Дайскэ сразу расхотелось говорить.
— Ты способен сейчас соображать?
— Разумеется. Главное, чтобы ты соображал, а обо мне не беспокойся. У меня голова всегда в порядке. — И Хираока посмотрел на Дайскэ совершенно трезвыми глазами. Убедившись, что Хираока и в самом деле не пьян, Дайскэ стал говорить:
— Ты упрекал меня в том, что я не работаю. Но я молчал, потому что упрёки твои вполне справедливы. И всё же работать я не собираюсь.
— Почему?
— Почему? Не по моей вине. По вине общества. Не сочти это преувеличением, но меня не устраивают отношения Японии с Западом. В мире не сыщешь другой страны, которая залезла бы в такие долги и тряслась, словно нищий. К тому же совершенно неизвестно, когда она сможет вернуть эти долги. Я не говорю о внешних займах. Их, предположим, ещё можно погасить. Не в этом дело. Но Япония всегда будет зависеть от Запада, что не мешает её стремлению войти в число перворазрядных держав. Во всех областях она тянется за этими державами, развивается, так сказать, вширь, а не вглубь. И это непростительное легкомыслие закончится трагедией. Лягушка никогда не дотянется до вола, как бы ни пыжилась, и в конце концов лопнет. Пойми, такое положение в стране отражается на всех и на каждом в отдельности. Давление Запада мешает нам свободно мыслить и с пользой работать. Получив куцее образование, человек работает до полного изнеможения и в результате становится неврастеником. Поговори с любым. Он, как правило, туп. Ему ни до чего, только до себя. Прожил день, и ладно. И что тут сделаешь, если люди до того вымотаны, что не в состоянии думать? Нервное истощение, к несчастью, постоянный спутник истощения физического. Более того, всё это ведёт к нравственному падению. Жизнь в Японии беспросветна. Сплошной мрак. И среди этого мрака — я один. Любое моё слово, любой поступок — всё бессмысленно. Я лентяй от рождения. Точнее, я был им, ещё когда мы общались с тобой. Просто в то время я всячески себя взбадривал, а ты, думая, что я способный, возлагал на меня большие надежды. Будь японское общество нравственно и физически здоровым, появилось бы сколько угодно дел, где я смог бы применить свои способности, появилось бы сколько угодно стимулов, могущих победить мою лень. И тогда я оправдал бы твои надежды. Но сейчас это невозможно. Если в этом смысле ничего не изменится, я буду принимать мир таким, как он есть, так, кажется, ты сказал, буду общаться с людьми, которые мне по душе, и тем довольствоваться. Не заставишь же всех думать, как думаю я.

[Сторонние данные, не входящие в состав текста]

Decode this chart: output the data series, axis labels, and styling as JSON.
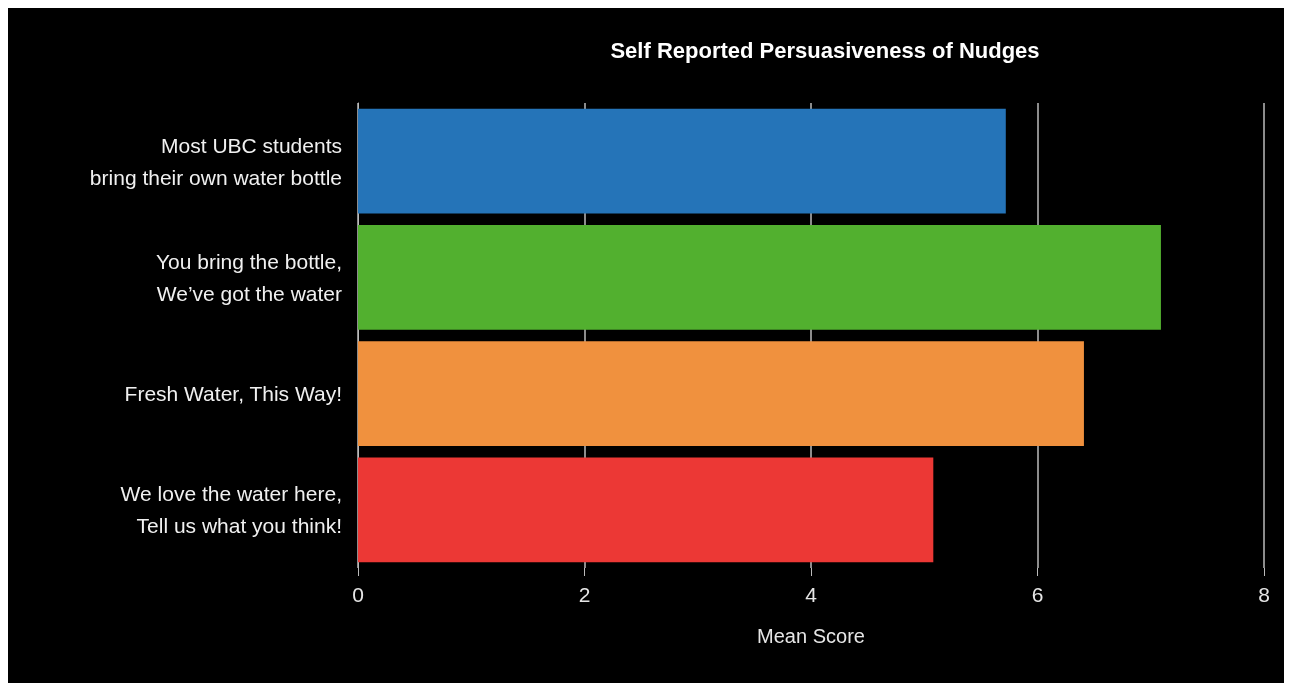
{
  "chart_data": {
    "type": "bar",
    "orientation": "horizontal",
    "title": "Self Reported Persuasiveness of Nudges",
    "xlabel": "Mean Score",
    "categories": [
      "Most UBC students\nbring their own water bottle",
      "You bring the bottle,\nWe’ve got the water",
      "Fresh Water, This Way!",
      "We love the water here,\nTell us what you think!"
    ],
    "values": [
      5.72,
      7.09,
      6.41,
      5.08
    ],
    "colors": [
      "#2574b8",
      "#52b02f",
      "#f0913e",
      "#ec3835"
    ],
    "xlim": [
      0,
      8
    ],
    "xticks": [
      0,
      2,
      4,
      6,
      8
    ],
    "grid": "x"
  }
}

Дайскэ сделал паузу, потом взглянул на несколько сконфуженную Митиё и спросил весьма дружелюбно:
— Что скажете, Митиё-сан, о моих рассуждениях? Хорошо ведь, что я такой легкомысленный и беспечный?
— Не понимаю, беспечный вы или просто чуждаетесь людей. А ещё я думаю, что во многом вы притворяетесь.
— В чём же это?
— Слышишь? — обратилась Митиё к мужу. — Он спрашивает в чём.